Deborah glanced up at me without any real recognition and then back to Mr. Aldovar. I was scenery to her, part of what a crime scene looked like, Dexter as Background. Enough: It was time for me to leave,

to go back to Lily Anne and Wonder.

And so without lingering for any awkward farewells, I slid out the door and walked back to my car, where it still sat nestled in by the Dumpster. I drove to the hospital in the prelude to evening rush hour, a magical time when everyone on the road felt empowered and entitled to all the lanes at once because they had left work early, and in my past life I had taken great joy in the sight of so much naked contempt for life. Today it left me cold. These people were endangering others, not something I could tolerate in a world where I would soon be driving Lily Anne to ballet lessons. I drove at a careful ten miles per hour over the speed limit, which only served to enrage most of the other drivers.
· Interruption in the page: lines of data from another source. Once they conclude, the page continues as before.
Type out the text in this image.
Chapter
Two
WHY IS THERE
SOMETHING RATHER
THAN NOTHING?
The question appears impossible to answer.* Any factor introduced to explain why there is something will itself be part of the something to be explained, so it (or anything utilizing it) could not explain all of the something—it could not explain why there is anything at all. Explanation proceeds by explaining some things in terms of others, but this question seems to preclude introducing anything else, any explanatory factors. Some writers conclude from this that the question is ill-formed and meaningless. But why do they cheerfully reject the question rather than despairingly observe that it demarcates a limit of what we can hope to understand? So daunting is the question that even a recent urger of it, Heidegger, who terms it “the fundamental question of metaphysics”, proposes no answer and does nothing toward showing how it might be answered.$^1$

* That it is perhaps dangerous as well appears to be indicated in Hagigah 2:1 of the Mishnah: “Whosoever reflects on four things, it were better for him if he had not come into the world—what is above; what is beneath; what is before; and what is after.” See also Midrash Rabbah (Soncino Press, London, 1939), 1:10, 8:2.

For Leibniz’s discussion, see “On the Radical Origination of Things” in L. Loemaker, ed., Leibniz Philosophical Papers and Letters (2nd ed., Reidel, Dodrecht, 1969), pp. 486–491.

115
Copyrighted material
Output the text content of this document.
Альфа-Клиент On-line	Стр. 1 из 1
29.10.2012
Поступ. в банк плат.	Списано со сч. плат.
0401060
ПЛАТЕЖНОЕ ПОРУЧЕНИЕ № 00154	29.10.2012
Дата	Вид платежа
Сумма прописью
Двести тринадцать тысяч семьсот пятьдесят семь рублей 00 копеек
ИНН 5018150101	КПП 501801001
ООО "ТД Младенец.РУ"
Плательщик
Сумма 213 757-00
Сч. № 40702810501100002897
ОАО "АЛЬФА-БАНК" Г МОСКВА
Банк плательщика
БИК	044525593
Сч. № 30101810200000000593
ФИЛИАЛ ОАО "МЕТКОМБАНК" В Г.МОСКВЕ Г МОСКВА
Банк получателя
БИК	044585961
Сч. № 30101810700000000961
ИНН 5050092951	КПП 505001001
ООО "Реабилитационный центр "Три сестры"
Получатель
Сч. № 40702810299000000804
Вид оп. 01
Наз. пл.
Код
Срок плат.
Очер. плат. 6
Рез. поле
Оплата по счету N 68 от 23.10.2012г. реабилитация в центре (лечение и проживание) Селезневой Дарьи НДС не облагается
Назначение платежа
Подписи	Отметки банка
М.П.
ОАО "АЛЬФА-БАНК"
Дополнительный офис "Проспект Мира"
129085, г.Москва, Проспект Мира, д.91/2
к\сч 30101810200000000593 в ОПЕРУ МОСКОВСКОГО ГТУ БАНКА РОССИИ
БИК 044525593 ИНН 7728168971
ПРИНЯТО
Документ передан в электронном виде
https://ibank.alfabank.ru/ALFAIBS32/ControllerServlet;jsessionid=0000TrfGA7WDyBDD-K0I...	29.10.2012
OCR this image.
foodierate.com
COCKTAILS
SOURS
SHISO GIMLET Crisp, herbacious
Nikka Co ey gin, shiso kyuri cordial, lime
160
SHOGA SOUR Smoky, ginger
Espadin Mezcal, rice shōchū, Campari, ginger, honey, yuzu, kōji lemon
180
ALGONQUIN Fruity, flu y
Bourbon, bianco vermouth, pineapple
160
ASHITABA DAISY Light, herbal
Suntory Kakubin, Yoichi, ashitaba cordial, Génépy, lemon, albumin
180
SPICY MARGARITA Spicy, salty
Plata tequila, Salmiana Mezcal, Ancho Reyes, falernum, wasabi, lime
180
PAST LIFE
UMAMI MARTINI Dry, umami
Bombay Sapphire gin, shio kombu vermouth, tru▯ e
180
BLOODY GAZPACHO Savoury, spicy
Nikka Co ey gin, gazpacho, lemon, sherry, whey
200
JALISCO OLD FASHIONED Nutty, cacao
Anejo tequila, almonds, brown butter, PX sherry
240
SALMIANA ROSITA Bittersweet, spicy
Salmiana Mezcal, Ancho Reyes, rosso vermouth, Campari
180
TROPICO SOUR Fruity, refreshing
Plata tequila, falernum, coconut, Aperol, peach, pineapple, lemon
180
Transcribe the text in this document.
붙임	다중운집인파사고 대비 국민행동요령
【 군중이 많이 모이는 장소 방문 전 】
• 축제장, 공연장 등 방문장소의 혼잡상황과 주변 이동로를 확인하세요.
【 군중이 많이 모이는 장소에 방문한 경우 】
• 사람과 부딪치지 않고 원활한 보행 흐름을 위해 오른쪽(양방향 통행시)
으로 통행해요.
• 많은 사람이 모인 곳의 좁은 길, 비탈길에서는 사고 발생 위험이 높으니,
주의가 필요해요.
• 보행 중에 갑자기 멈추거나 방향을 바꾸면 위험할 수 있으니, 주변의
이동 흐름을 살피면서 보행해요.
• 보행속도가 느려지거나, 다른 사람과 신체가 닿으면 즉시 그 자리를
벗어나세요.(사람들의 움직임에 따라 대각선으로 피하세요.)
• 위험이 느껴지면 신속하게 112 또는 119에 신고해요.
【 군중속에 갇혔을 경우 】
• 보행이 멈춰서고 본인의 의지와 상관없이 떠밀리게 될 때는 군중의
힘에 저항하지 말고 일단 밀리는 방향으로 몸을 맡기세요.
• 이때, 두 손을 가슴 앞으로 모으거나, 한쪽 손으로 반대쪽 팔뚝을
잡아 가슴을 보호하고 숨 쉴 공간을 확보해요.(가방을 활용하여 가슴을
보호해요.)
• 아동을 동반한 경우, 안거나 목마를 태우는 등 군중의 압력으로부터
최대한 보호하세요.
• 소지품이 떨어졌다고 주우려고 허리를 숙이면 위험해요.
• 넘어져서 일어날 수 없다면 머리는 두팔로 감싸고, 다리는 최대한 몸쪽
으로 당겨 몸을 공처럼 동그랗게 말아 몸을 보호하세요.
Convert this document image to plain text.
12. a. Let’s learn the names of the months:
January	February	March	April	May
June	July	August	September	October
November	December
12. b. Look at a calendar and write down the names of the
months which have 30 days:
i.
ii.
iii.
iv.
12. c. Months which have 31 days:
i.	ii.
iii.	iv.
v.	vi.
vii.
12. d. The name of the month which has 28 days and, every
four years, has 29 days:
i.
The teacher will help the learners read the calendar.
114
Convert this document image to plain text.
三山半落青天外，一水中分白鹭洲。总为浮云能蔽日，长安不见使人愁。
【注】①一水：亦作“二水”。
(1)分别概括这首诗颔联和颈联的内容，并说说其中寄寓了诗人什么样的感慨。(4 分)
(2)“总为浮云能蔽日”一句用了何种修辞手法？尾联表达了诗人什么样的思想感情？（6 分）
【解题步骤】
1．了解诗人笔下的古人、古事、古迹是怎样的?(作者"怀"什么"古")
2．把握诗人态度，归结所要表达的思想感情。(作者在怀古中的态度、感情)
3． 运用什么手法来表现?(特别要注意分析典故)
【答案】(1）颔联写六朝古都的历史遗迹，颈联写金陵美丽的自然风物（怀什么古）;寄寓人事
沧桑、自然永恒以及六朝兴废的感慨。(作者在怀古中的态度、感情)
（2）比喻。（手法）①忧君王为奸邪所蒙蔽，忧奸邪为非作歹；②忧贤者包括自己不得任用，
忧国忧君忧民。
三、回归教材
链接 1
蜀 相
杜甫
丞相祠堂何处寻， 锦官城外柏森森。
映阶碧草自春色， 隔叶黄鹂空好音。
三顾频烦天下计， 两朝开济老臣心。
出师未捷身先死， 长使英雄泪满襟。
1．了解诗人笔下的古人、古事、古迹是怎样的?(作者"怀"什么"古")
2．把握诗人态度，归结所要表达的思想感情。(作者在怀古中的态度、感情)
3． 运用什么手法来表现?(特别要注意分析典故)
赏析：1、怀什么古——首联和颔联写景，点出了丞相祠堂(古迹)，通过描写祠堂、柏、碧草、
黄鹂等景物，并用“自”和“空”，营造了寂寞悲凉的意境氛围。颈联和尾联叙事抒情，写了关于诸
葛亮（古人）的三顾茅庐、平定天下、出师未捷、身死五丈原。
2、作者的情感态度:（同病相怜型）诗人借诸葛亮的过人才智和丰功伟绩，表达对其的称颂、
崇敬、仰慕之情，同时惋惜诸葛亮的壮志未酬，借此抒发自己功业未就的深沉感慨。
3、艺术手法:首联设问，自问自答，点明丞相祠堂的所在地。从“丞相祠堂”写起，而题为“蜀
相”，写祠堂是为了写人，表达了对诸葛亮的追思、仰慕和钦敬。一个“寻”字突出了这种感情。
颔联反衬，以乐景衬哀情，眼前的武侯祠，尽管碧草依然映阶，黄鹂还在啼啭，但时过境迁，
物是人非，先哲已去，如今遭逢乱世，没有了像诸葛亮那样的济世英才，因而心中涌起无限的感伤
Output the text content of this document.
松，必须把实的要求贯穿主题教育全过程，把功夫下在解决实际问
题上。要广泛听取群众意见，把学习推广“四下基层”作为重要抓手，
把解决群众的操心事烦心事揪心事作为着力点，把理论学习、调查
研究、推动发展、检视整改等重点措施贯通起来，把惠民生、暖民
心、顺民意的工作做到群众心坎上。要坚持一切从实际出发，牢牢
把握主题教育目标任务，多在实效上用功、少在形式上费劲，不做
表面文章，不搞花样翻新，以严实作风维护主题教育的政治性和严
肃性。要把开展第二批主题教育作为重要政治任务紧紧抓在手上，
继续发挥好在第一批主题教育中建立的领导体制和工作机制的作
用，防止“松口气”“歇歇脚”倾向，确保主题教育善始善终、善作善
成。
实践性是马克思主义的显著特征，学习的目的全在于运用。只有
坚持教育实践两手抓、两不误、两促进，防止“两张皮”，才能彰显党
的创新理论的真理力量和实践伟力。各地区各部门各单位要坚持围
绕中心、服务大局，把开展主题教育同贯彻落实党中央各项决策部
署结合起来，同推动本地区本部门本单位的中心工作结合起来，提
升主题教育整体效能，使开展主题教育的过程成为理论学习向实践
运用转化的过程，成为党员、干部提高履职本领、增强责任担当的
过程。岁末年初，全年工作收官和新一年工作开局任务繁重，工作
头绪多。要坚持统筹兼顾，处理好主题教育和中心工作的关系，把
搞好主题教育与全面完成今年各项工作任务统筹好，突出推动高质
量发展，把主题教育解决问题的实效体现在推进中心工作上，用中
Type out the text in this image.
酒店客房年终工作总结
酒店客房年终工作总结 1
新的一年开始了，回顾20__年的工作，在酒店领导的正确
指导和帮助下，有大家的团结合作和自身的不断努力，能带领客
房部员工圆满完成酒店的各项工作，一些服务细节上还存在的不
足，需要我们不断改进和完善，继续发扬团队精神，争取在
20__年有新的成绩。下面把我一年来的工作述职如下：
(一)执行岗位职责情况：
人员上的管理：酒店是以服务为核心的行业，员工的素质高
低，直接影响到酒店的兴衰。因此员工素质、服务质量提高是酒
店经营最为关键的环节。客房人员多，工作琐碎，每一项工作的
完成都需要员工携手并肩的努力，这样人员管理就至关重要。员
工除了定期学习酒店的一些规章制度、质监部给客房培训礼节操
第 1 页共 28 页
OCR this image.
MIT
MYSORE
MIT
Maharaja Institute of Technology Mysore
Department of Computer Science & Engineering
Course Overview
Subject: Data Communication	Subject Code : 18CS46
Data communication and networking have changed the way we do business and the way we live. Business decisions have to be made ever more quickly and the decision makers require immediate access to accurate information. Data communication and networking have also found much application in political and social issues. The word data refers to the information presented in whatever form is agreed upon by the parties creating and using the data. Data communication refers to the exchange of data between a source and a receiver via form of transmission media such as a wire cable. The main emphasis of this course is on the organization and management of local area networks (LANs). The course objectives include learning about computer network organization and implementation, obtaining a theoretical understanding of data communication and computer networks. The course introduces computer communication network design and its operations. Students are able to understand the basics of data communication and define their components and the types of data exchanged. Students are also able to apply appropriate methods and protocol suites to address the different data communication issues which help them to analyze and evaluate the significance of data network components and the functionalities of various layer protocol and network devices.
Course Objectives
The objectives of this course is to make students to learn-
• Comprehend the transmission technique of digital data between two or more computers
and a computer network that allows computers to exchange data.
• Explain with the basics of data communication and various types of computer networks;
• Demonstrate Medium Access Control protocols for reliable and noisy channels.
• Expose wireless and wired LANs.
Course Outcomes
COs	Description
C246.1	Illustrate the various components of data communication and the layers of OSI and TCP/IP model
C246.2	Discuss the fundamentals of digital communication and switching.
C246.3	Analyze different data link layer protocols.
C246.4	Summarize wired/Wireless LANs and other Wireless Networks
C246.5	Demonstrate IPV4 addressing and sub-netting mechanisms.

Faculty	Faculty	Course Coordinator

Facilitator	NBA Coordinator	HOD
They flew past me on both sides, honking and extending their middle fingers, but I held firm to my safe and sane course, and soon I arrived at the hospital, without any actual exchange of gunfire.

As I came off the elevator on the floor for maternity I paused for a second as the faint echo of a whisper rattled off the back wall of Dexter’s Dark Subbasement. This was where I had almost seen somebody who might have been watching me for some reason. But the thought came out sounding so ludicrous that I could do no more than shake my head and send a distant Tut-tut to the Passenger. “Almost Somebody” indeed. I moved on past, turning the corner to the nursery.